Data Modeling in the Warehouse for Data Engineers
Companies are struggling to manage and report on all of their data. Even asking basic questions like “how many customers do we have in specific regions,” or “which product do our customers from age 20-30 purchase the most” can be challenging. The data warehouse was supposed to solve these challenges.
The concept of the data warehouse has evolved dramatically since it originated in the mid-1980s. It morphed into a distinct discipline to meet the increasing challenges and complexities of the business world. This drove better technology and tighter business practices.
Originally, data warehouses were created to enable companies to maintain an analytical data source they could use to answer questions. This is still an important factor, but today companies require easier access to information on a larger scale by a more diverse set of end-users.
The defined user has massively expanded from specialized developers to just about anyone who can drag and drop in Tableau.
Understanding the end-users of data warehouses is important if you plan to build one. It can be easy with modern tooling to pull data into Snowflake or Bigquery without prioritizing the end-user, but the goal should be to create a core layer of data that is easy to understand by anyone. At the end of the day, data is the product of the data team and needs to be understandable, reliable, and easy to work with just like any other feature or product.
Data Is A Product
Data is just as much a product as it is a utility. Saying data is the new oil still has some weight, but truly data just is now. It’s just expected to work. We don’t want crude oil. We want high-octane gasoline. We want to be able to just stick the gasoline into our car and have it work without any problems. Since people get much more up close and personal with this product, it needs to be usable. This means it should be:
- Easy to understand
- Easy to work with
- Robust
- Trustworthy
- Timely
Standardizing a company’s data practices can dramatically improve an end-users experience with said data. Overall, part of treating data like a product is following best practices that help take data from crude oil to high-octane gasoline.
Best Practices For Data Modeling
When building your data warehouse it’s important to take some best practices into play. However, it’s also important to not be overly dogmatic. Many data warehouse solutions don’t even easily support (or are not optimized for) some of the more standard data modeling techniques. But this doesn’t mean you can haphazardly load data into your data warehouse without any standards or modeling. You don’t need to be dogmatic, but do be consistent. If you’re going to be wrong, be wrong in the same direction. This means you will need to set standards to make it clear for developers what their expectations are.
Basic best practices, like having standardized names, can make a huge difference in an end-users experience of the data.
Standardize names - To ensure analysts can quickly identify what columns mean what, having standard naming conventions is a must. Using consistent naming for data types like “ts”, “date”, “is_’ and so on ensures everyone knows what they are looking at without looking into data documentation. This is like the classic design principle of the signifier that delineates the afferences of the column.
Standardize data structures - Overall, trying to avoid complex data structures like arrays and dictionaries in the upper core layers is beneficial because you reduce the confusion that analysts can run into.
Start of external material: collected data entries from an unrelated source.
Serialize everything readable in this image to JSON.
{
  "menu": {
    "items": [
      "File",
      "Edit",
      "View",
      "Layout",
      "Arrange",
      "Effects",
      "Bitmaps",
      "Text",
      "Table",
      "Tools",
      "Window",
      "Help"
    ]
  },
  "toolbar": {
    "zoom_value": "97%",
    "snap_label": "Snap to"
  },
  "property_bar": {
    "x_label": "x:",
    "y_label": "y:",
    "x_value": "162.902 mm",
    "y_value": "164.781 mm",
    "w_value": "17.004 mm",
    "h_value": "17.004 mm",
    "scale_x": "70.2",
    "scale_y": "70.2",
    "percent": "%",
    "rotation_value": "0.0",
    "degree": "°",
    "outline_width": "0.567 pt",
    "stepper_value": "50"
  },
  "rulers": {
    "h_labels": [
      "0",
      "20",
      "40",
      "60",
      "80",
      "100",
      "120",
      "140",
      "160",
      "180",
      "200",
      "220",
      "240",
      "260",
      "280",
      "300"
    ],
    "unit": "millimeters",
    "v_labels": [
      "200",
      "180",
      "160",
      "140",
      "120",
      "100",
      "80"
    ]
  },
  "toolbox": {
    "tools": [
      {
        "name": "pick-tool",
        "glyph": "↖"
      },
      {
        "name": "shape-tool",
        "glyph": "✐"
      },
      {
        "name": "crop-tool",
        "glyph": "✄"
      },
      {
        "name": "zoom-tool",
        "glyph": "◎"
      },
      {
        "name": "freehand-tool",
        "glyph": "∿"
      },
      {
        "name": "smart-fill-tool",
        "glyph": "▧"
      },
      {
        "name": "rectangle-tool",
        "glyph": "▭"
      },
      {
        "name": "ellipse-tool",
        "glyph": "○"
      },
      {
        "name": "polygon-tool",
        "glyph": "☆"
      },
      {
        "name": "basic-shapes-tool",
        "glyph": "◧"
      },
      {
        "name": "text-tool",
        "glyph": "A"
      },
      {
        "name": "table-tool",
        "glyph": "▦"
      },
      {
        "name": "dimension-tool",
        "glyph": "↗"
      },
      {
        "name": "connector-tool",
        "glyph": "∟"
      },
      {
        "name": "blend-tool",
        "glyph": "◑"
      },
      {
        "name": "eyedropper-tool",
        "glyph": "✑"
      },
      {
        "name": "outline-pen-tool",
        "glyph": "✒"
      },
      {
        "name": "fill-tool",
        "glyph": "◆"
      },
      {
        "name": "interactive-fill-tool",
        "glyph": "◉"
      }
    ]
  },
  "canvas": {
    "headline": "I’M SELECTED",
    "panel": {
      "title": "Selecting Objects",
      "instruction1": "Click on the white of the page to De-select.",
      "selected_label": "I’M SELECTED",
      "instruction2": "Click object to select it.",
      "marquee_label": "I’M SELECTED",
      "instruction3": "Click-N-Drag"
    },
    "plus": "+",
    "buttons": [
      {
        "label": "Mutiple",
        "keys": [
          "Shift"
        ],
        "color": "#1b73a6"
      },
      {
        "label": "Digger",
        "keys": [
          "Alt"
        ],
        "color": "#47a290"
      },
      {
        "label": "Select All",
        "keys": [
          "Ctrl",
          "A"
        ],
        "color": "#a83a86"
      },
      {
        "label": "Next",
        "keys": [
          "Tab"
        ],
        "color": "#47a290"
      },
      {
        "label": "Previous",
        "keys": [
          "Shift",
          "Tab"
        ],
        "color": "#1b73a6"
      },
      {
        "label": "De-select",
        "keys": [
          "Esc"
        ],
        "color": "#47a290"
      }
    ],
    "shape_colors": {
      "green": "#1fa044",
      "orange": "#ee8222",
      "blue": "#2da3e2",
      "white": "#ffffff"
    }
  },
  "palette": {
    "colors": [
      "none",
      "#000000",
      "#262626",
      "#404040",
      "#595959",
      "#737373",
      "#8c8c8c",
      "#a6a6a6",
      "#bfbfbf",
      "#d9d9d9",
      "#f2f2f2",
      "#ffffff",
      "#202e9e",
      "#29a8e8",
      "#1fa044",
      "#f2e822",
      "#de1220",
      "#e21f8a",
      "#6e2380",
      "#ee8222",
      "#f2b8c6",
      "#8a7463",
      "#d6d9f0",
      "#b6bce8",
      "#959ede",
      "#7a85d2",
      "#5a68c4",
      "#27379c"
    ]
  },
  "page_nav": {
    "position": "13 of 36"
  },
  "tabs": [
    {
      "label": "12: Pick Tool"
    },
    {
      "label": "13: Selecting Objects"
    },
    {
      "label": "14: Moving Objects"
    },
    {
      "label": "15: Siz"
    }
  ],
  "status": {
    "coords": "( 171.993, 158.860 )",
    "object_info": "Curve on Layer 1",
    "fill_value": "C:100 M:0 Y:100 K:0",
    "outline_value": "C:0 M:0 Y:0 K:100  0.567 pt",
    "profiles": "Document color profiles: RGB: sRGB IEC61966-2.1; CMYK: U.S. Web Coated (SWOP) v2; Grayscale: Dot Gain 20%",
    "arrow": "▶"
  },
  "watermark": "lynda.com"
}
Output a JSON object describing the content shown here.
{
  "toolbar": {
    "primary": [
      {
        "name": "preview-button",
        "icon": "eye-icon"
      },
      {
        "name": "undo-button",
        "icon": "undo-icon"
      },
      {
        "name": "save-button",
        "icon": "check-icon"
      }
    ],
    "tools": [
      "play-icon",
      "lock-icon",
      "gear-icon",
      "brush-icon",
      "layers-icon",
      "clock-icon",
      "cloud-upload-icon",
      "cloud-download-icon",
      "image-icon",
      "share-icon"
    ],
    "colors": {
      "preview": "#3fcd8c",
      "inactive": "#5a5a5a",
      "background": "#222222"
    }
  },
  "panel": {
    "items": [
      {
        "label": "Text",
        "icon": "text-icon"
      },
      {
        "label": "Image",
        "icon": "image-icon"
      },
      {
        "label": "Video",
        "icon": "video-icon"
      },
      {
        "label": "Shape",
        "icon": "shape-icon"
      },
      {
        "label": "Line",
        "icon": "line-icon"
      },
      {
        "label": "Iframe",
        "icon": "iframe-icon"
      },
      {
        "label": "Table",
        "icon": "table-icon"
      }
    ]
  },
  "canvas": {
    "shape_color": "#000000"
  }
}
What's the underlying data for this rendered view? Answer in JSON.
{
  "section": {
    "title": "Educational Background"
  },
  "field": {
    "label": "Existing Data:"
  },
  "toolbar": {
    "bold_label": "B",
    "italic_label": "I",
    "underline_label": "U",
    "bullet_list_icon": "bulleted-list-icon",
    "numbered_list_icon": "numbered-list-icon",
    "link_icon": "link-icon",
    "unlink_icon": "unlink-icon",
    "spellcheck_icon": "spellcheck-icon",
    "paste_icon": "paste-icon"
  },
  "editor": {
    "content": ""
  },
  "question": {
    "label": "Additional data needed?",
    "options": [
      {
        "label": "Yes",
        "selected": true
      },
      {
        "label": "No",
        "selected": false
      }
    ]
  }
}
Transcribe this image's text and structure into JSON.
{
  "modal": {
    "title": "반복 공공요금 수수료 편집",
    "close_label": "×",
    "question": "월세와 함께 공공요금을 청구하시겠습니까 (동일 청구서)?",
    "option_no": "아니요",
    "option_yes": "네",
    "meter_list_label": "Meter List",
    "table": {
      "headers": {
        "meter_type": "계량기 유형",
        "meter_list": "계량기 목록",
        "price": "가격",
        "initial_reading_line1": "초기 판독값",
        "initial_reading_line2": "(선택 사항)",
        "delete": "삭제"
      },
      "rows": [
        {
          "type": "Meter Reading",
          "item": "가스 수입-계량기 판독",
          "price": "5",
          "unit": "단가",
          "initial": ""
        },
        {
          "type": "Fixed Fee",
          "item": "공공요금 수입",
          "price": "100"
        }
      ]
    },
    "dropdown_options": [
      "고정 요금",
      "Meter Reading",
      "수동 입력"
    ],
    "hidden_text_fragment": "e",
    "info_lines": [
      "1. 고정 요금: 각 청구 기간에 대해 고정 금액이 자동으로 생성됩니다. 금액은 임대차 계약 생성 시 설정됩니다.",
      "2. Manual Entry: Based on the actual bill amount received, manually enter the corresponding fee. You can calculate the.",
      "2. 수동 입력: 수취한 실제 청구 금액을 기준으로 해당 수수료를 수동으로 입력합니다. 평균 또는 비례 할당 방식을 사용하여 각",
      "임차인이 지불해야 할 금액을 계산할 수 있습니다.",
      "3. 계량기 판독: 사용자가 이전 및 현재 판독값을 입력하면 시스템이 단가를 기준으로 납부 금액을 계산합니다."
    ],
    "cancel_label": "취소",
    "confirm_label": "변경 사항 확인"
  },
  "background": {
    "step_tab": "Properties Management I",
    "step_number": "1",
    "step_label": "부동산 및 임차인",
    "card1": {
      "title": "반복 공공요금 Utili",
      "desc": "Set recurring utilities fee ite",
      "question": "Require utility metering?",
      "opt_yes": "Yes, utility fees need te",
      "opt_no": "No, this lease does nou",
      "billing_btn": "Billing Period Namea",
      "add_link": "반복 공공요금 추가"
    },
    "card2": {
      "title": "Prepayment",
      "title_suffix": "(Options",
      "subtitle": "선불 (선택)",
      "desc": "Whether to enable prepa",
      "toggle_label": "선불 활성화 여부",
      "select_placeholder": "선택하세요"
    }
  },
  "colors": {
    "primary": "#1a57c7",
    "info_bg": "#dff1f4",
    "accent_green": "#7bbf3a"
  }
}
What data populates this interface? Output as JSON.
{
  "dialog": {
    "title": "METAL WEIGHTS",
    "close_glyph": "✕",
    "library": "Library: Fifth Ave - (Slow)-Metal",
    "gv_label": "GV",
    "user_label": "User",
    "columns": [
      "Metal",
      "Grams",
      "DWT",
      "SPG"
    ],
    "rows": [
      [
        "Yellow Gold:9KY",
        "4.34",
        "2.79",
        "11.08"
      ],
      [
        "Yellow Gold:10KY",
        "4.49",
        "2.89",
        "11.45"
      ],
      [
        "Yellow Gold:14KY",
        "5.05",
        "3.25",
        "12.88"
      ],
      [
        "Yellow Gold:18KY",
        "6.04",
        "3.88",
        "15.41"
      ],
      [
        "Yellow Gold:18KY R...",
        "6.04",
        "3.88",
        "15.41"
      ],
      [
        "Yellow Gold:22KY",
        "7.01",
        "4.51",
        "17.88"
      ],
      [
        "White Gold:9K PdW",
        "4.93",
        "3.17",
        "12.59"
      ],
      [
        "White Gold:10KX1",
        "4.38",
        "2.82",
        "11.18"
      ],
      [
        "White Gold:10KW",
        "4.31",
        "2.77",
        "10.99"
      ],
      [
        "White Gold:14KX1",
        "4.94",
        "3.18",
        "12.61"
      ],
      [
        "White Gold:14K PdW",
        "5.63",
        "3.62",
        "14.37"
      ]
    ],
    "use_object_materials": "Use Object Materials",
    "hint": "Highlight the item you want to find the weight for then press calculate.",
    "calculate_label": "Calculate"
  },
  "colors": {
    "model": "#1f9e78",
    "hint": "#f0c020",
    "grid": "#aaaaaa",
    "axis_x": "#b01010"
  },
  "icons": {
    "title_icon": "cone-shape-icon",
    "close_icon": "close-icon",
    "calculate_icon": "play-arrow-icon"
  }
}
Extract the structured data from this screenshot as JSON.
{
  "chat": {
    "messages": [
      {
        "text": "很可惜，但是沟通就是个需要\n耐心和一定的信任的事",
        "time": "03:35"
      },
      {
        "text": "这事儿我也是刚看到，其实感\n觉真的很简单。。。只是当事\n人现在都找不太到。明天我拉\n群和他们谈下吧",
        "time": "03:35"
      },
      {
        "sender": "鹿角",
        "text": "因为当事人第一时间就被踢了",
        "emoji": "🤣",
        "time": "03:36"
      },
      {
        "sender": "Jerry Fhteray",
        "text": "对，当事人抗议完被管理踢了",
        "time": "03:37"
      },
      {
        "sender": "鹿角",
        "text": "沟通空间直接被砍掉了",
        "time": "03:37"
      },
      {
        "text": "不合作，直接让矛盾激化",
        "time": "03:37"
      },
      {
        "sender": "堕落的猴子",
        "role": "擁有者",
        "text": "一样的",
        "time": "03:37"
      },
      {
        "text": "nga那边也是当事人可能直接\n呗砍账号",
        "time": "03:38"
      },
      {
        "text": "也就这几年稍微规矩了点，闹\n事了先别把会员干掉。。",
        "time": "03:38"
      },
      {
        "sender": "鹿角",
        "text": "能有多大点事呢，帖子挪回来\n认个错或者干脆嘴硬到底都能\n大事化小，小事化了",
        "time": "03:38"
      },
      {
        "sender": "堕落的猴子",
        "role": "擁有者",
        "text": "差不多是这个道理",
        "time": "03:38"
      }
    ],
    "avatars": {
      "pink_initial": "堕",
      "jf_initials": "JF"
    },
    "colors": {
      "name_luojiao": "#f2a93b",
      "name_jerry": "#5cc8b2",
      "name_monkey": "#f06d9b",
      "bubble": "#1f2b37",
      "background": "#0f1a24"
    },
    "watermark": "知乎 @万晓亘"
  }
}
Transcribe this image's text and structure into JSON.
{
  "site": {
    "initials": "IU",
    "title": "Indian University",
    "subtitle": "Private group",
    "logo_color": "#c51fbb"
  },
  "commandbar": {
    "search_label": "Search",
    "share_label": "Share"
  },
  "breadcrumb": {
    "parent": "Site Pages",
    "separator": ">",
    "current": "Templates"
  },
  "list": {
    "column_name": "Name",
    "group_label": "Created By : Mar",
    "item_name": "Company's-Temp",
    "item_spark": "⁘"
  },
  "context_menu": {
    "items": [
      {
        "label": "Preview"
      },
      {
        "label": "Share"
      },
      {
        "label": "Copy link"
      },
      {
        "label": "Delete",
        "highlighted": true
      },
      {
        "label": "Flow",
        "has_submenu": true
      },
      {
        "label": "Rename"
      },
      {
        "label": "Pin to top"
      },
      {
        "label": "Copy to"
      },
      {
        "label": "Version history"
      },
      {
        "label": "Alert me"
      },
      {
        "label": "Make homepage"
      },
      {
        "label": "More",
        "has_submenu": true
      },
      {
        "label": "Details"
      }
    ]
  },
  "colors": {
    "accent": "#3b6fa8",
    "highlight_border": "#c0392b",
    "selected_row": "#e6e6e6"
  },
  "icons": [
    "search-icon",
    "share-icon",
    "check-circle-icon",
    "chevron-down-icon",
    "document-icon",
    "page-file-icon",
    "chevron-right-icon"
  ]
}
Standardize IDS as much as possible - IDs allow analysts to merge data across multiple systems. Looking back through my career, this one best practice has made a massive impact. When IDs weren't standardized, I was completely unable to join data sets, no matter how creative I got. In comparison, when working at companies with processes to ensure system IDs were traceable, I was able to smoothly join very disparate data sets.
Improve processes with software teams - Less of a best practice and more of a problem you will deal with is how you ensure your data doesn’t change too much. Sure, you can store your data in JSON or less structured data sets in the raw layer. But as a data engineer, the more you can understand what changes in data fields and entities are occurring upstream, the faster you can avoid any failed pipelines.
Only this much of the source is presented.